By Omer Goldberg
Compiled by: Tim, PANews
The controversy over Zelensky’s suit on Polymarket was not a glitch. It was a $200 million case that exposed a fundamental flaw in human-controlled oracles: when the cost of corruption is lower than the reward, facts become commodities purchased by the highest bidder.
Zelensky's $200 million fashion show
Picture this: Zelensky walks into a NATO summit wearing what all major media outlets call a suit. With $200 million in volume on the prediction market, the results seem obvious.
But the UMA oracle gave a "no" in the prediction of "whether Zelensky will wear a suit in July"
It's not because he wasn't wearing a suit, nor because the evidence was insufficient.
Because those who control the oracle have bet tens of millions on the “no” option, they can rewrite reality simply by using their voting power with almost no real risk.
Oracle manipulation
The uncomfortable truth about human-controlled oracles is that humans are biased.
Some top UMA token holders are betting heavily on “no”.
When “yes” looked like the correct outcome, instead of accepting the loss, they began to manipulate the vote.
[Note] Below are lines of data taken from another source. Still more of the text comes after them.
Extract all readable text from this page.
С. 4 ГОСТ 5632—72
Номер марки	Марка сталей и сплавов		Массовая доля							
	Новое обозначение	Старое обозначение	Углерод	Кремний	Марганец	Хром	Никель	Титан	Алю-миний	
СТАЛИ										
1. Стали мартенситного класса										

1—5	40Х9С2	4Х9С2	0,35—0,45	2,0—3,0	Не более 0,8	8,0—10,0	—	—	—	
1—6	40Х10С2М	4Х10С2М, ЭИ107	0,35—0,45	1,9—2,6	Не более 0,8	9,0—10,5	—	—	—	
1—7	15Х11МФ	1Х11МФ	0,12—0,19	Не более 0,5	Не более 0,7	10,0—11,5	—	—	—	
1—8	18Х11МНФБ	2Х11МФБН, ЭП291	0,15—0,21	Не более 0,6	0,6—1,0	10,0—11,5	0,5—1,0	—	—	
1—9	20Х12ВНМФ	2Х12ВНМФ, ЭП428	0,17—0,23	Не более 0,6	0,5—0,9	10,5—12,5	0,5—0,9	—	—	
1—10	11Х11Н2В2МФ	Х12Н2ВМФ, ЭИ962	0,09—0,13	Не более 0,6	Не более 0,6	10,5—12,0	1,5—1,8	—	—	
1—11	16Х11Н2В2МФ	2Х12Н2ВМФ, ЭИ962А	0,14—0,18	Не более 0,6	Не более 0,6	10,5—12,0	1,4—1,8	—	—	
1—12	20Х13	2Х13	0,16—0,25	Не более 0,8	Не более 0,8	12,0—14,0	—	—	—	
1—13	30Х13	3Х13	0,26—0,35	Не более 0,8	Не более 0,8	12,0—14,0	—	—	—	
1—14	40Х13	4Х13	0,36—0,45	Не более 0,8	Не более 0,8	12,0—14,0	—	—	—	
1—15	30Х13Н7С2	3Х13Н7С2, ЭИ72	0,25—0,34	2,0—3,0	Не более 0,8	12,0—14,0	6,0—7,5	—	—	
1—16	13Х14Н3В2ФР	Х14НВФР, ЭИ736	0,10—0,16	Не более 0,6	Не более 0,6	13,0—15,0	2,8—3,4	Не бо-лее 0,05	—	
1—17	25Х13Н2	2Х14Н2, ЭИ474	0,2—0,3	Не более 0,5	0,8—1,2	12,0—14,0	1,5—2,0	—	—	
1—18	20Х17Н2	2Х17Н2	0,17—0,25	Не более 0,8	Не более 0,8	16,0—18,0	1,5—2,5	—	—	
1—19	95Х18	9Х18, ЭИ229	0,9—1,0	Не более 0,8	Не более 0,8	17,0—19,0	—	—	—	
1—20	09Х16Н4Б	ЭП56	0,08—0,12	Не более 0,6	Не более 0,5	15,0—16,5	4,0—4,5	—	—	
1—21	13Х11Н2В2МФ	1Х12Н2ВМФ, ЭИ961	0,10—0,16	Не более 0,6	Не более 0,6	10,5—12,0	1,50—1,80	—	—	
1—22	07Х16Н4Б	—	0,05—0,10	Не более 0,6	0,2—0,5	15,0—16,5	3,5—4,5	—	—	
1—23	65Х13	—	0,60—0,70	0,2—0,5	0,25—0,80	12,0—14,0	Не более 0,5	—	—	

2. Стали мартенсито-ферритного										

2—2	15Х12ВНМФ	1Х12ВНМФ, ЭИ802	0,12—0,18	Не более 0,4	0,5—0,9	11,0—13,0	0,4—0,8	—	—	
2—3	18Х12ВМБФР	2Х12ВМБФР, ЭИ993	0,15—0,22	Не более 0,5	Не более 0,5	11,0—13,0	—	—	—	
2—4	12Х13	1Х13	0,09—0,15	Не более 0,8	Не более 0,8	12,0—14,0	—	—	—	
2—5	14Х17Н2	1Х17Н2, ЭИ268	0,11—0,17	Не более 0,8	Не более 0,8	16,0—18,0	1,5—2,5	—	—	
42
Over 23 million UMA tokens (worth approximately $25 million) were staked to counter the outcome.
This is not decentralization, this is purely whales protecting their positions.
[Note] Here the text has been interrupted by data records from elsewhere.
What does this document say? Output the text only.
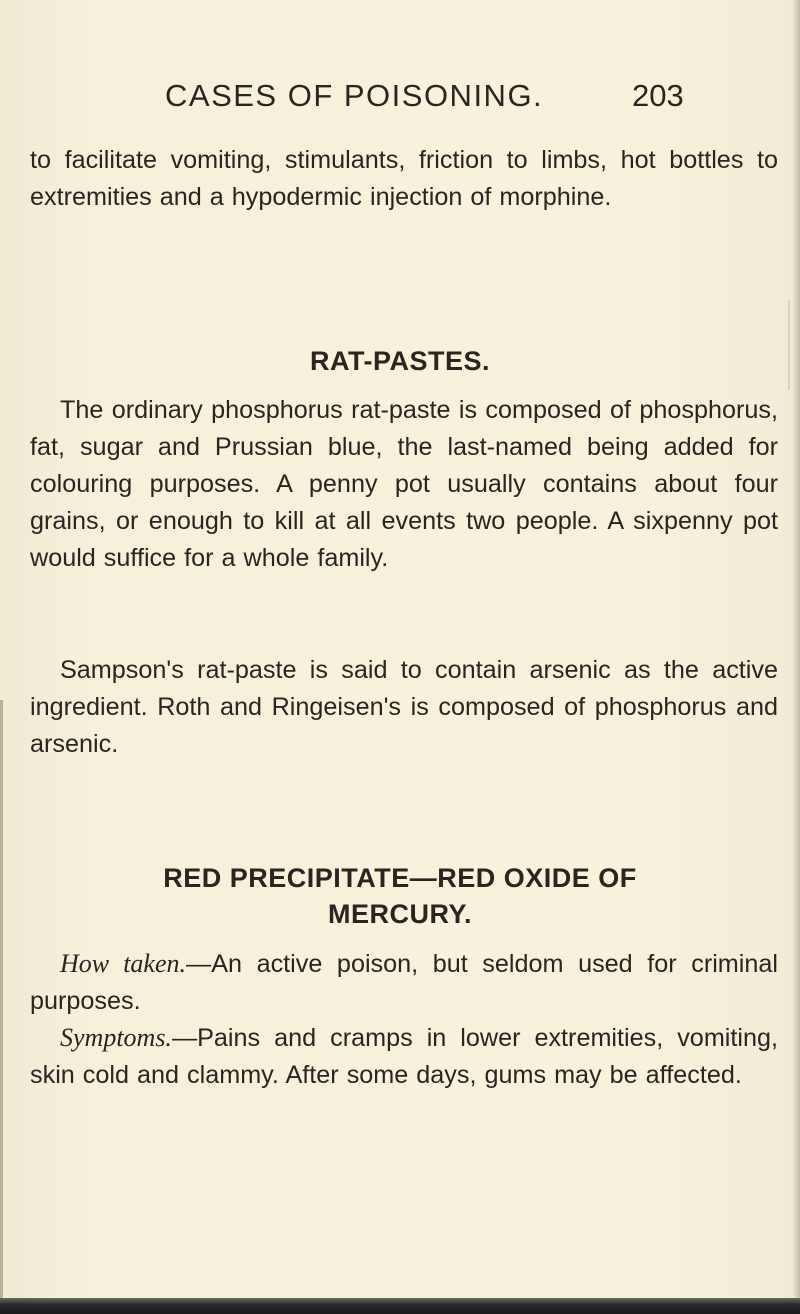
CASES OF POISONING.	203

to facilitate vomiting, stimulants, friction to limbs, hot bottles to extremities and a hypodermic injection of morphine.

RAT-PASTES.

The ordinary phosphorus rat-paste is composed of phosphorus, fat, sugar and Prussian blue, the last-named being added for colouring purposes. A penny pot usually contains about four grains, or enough to kill at all events two people. A sixpenny pot would suffice for a whole family.

Sampson's rat-paste is said to contain arsenic as the active ingredient. Roth and Ringeisen's is composed of phosphorus and arsenic.

RED PRECIPITATE—RED OXIDE OF
MERCURY.

How taken.—An active poison, but seldom used for criminal purposes.

Symptoms.—Pains and cramps in lower extremities, vomiting, skin cold and clammy. After some days, gums may be affected.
As long as there are enough UMA tokens and operations, the facts no longer matter, only the results.
The Wider Oracle Crisis
This problem has implications far beyond Polymarket and UMA. Oracle systems controlled by humans are susceptible to a variety of manipulation methods and face various pitfalls and flaws in incentive mechanism design.
Although we use the Zelensky suit incident as a case study, it is important to point out that we have previously observed this problem in the case of the Ukrainian mineral transaction in March 2025.
All major prediction markets face the same fundamental challenges.
When humans control the right to define the truth, the truth becomes a tool for profit-making.
The evolution of oracles: from human control to intelligent decision-making
The only real solution to the problem of human-controlled oracles is to remove human subjectivity entirely.
AI-driven oracles will change this:
No financial incentives: The model neither holds positions nor cares about who gets the final outcome.
Unbiased decision rules: Same training weights, prompt words and temperature parameters = the model will score the evidence based on the same underlying criteria. AI has no emotional fluctuations, no off-site interests, and no behind-the-scenes deals.
Reasoning pipeline: Each intermediate process step can be recorded, reviewed and replayed.
Machine-level throughput: Process thousands of data sources in parallel without resting or relying on any human intervention.
Residual error still exists, but it is random statistical noise. This error is extremely difficult for traders to exploit. With clear solution standards and certified data sources, the current state-of-the-art models have production-level accuracy, and the accuracy curve is showing a steep upward trend.
Residual noise is better than a calculated lie
The future of prediction markets must completely exclude humans from determining the truth.
The specific form of this architecture is as follows:
Predefined source hierarchy: Reuters > BBC > Local News > Blogs
Cryptographic proof of data origin: ensuring that the information has not been tampered with
Multi-agent consensus: Multiple AI systems each reach independent conclusions
Traceable reasoning: Every decision has a complete audit trail
Immutable evidence: Proofs stored on the blockchain cannot be modified or deleted
Determining the truth in the post-truth era
Prediction markets are a microcosm of a larger challenge. When Wikipedia can be edited, news can be tampered with, and “facts” become negotiable, we need to build systems that can establish objective truth.
This problem has implications far beyond prediction markets themselves:
Election Integrity and Authentication
Scientific consensus and research verification
News authenticity verification in the era of deep fakes
History preservation and tamper-proofing
Corporate transparency and accountability
Final Thoughts
The choice facing prediction markets is extremely stark: either continue to believe that humans driven by economic interests can be neutral arbiters of truth, or build a truth-determination system that completely eliminates human bias.
The answer to this question already existed—in the workings of the market itself. When $200 million was poured into a market with an obvious outcome, the “obvious answer” unexpectedly failed, exposing the system for its true nature.
The technology to solve this problem already exists.
The determination of truth is too important to be left to the highest bidder.